When you reach the age of 92 your internal vision seems to gaze backward instead of forward. 
   I am thinking today about my grandmother’s house.  It stands prominent in my memory as so many of my childhood hours were spent there.  The house sat on a large lot—large enough to accommodate a barn and a windmill.  Grandma kept chickens in a fenced enclosure and part of the barn was dedicated to an incubator where chicks were hatched each spring.
It was a two- story house and looms large in my mind .
I see a big kitchen with a large wood-burning stove. I believe it provided the only heat in the house.  I have no memory of a fireplace or any other stove anywhere in the house. Off to the side a stair led down into to a spooky cellar and on the other end of the kitchen was a small vestibule-a kind of intersection.
A stair to the right led to upper rooms and to the left was the front parlor and main part of the house.

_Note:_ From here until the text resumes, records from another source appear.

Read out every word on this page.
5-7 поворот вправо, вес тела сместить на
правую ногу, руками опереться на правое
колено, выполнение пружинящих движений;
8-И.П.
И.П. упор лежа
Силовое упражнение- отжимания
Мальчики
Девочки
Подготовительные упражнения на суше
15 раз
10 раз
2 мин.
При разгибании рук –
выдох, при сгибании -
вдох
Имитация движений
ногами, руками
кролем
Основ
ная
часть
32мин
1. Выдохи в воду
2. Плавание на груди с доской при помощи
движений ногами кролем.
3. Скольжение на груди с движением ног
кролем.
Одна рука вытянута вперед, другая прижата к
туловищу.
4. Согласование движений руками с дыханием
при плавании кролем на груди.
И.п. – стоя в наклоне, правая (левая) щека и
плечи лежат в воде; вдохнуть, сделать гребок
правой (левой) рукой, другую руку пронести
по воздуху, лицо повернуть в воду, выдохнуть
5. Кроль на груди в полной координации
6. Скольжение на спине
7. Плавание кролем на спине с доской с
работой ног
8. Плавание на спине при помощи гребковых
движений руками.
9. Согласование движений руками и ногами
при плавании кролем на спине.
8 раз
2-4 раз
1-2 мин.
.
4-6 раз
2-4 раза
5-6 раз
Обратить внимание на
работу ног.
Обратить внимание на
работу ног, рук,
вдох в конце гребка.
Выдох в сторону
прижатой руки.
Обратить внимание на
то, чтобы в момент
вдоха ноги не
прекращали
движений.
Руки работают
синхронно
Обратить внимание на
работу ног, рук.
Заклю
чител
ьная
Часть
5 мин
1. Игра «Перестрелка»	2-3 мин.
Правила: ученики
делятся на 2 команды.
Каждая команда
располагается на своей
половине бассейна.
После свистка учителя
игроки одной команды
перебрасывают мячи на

Another door opened into the COLD ROOM.  That door was always kept closed.   It was not totally forbidden, but we were admonished to not go in.
To the children a closed door holds a kind of mystery-!

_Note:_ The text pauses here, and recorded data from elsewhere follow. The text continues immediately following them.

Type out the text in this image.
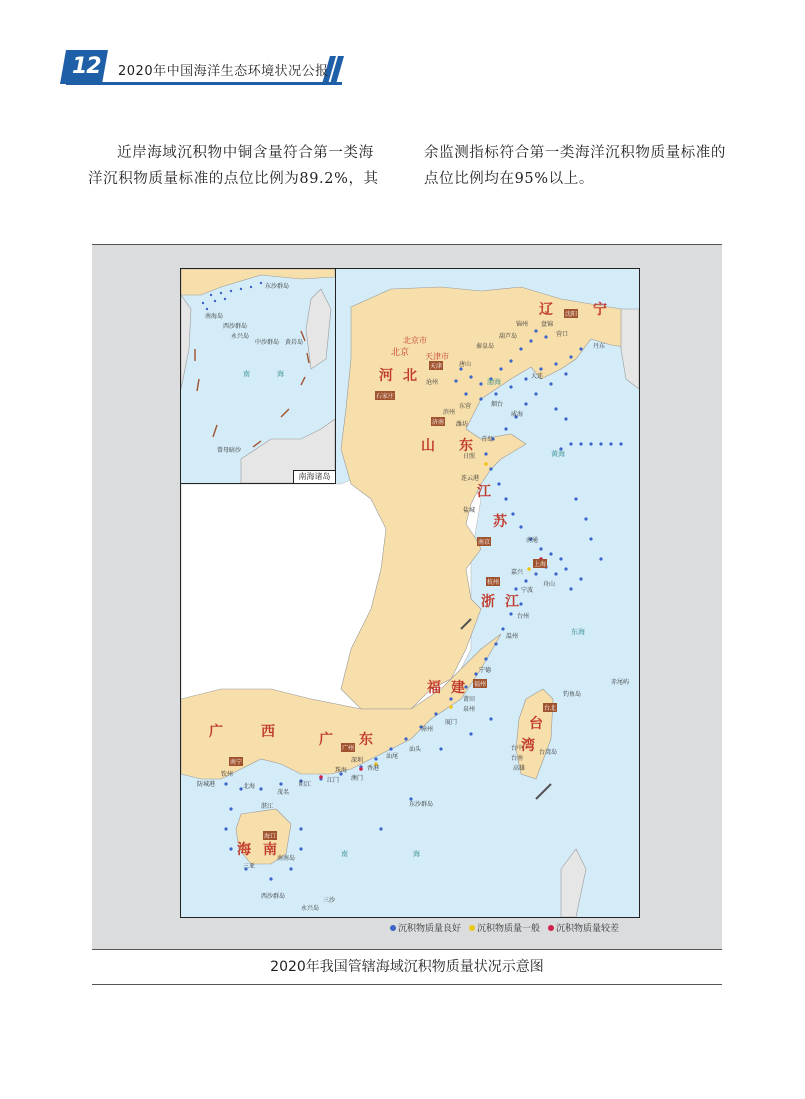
12 2020年中国海洋生态环境状况公报
近岸海域沉积物中铜含量符合第一类海洋沉积物质量标准的点位比例为89.2%，其
余监测指标符合第一类海洋沉积物质量标准的点位比例均在95%以上。
辽	宁
河 北
山 东
江
苏
浙 江
福 建
广 东
广	西
海 南
台
湾
北京市
北京 天津市
沈阳
天津
石家庄
济南
南京
上海
杭州
福州
广州
南宁
海口
台北
葫芦岛
锦州 盘锦
营口
丹东
大连
秦皇岛
唐山
沧州
滨州
东营
潍坊
烟台
威海
青岛
日照
连云港
盐城
南通
嘉兴
舟山
宁波
台州
温州
宁德
莆田
泉州
厦门
漳州
汕头
汕尾
深圳
香港
澳门
珠海
江门
阳江
茂名
湛江
北海
钦州
防城港
三亚
台中
台南
高雄
东沙群岛
西沙群岛
三沙
永兴岛
南南岛
钓鱼岛
赤尾屿
台湾岛
渤海
黄海
东海
南	海
东沙群岛
西沙群岛
中沙群岛
永兴岛
黄岩岛
南海岛
曾母暗沙
南	海
南海诸岛
沉积物质量良好 沉积物质量一般 沉积物质量较差
2020年我国管辖海域沉积物质量状况示意图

Of course, that was where we most wanted to explore, and on occasion we were allowed.  It was really cold in there!
In this room were kept the stack of player piano rolls-those strange objects that somehow produced such wonderful music—when Grandma allowed it.   She had a strange aversion to music, and became very grouchy when, at holiday time, the uncles opened up that wonderful piano and pumped the pedals and made music.  While Grandma steamed!
I yearned to go into the cold room because along the wall stood a beautiful pump organ!   It was one of those with carved shelves and little nooks and crannies and mirrors.  It was a beautiful thing and I was totally fascinated.  I loved it with such a passion and longed to hear it.  Only on a few occasions was I allowed.   No one else seemed to be interested or ever played it …or even mentioned it.  My heart ached to touch it, to let the music out!

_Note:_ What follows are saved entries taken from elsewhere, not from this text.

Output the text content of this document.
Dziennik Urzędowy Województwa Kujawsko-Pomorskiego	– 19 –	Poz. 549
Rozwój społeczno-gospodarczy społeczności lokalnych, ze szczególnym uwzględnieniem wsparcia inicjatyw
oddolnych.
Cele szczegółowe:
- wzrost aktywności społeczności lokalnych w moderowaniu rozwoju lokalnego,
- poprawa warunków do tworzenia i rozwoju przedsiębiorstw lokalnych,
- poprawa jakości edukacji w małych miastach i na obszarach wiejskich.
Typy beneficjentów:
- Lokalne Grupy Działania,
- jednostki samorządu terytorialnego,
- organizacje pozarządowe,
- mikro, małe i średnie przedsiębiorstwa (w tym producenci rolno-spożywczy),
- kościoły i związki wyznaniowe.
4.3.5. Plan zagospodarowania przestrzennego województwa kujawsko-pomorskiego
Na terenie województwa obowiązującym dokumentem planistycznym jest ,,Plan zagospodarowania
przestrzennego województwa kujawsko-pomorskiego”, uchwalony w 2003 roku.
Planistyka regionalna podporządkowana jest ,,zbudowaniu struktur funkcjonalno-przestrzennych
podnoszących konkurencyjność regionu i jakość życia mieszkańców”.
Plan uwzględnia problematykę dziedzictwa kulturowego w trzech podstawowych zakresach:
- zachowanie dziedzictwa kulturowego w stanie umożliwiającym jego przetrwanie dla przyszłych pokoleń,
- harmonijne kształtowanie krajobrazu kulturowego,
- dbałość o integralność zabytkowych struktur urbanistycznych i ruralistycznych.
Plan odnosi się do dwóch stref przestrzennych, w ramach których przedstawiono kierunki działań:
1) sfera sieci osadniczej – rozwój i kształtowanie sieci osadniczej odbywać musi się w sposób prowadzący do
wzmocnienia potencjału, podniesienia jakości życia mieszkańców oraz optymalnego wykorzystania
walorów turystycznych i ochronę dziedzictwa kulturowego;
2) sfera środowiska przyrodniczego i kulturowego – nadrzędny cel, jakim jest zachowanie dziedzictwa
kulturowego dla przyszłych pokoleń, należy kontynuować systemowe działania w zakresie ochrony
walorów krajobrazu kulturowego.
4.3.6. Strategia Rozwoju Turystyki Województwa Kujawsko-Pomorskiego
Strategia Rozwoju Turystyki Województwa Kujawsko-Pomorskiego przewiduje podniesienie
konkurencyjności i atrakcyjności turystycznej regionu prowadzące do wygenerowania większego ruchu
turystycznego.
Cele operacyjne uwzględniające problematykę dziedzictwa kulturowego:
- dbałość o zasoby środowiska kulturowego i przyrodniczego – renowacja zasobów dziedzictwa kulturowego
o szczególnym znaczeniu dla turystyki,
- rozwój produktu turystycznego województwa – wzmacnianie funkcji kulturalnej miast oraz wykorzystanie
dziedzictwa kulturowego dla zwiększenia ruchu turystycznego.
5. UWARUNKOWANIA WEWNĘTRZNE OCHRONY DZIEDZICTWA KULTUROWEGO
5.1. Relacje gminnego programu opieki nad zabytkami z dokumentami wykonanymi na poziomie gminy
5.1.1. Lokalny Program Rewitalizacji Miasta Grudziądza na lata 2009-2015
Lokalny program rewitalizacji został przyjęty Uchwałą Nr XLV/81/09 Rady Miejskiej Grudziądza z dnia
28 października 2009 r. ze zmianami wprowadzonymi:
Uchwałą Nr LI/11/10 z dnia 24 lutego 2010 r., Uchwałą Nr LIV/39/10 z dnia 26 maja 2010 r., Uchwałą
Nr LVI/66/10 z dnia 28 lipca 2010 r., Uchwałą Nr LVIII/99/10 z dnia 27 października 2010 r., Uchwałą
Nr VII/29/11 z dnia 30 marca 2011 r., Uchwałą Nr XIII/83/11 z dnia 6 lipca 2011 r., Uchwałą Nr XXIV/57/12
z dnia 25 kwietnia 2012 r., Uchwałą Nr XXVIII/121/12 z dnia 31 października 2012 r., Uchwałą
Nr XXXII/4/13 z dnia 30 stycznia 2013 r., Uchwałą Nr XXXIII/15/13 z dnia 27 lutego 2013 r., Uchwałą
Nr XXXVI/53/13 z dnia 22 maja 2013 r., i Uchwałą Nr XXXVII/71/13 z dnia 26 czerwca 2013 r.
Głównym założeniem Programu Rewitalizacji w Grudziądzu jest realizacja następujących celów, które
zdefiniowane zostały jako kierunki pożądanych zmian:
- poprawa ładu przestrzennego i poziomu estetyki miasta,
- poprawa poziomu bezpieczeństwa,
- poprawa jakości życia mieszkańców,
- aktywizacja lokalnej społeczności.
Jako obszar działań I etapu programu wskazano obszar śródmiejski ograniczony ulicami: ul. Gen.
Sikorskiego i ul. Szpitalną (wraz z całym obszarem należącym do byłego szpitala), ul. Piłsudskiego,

The cold room was kept closed, I suppose, because it was difficult to heat, and was a handy place to store things.  It held cast off furniture and old lamps and things, but it also seemed to have a sinister aspect --as if it held secrets...ghosts!
      Perhaps it held the secret of why Grandma hated music, and acted strange and cold around Grandpa.
 My mother told about long ago evenings when her daddy (Grandpa) would get out his fiddle and play happy tunes while the family clapped and danced.   Then one day the music stopped, and Grandma stopped fixing her hair, and seemed to no longer care about how she looked. 
My mother never understood the reasons behind the  sadness in Grandma’s eyes, and the coldness that developed   between her and Grandpa, but Grandpa never ever got his fiddle out again, and Grandma lost her love of music.
I think the secrets were there in THE COLD ROOM.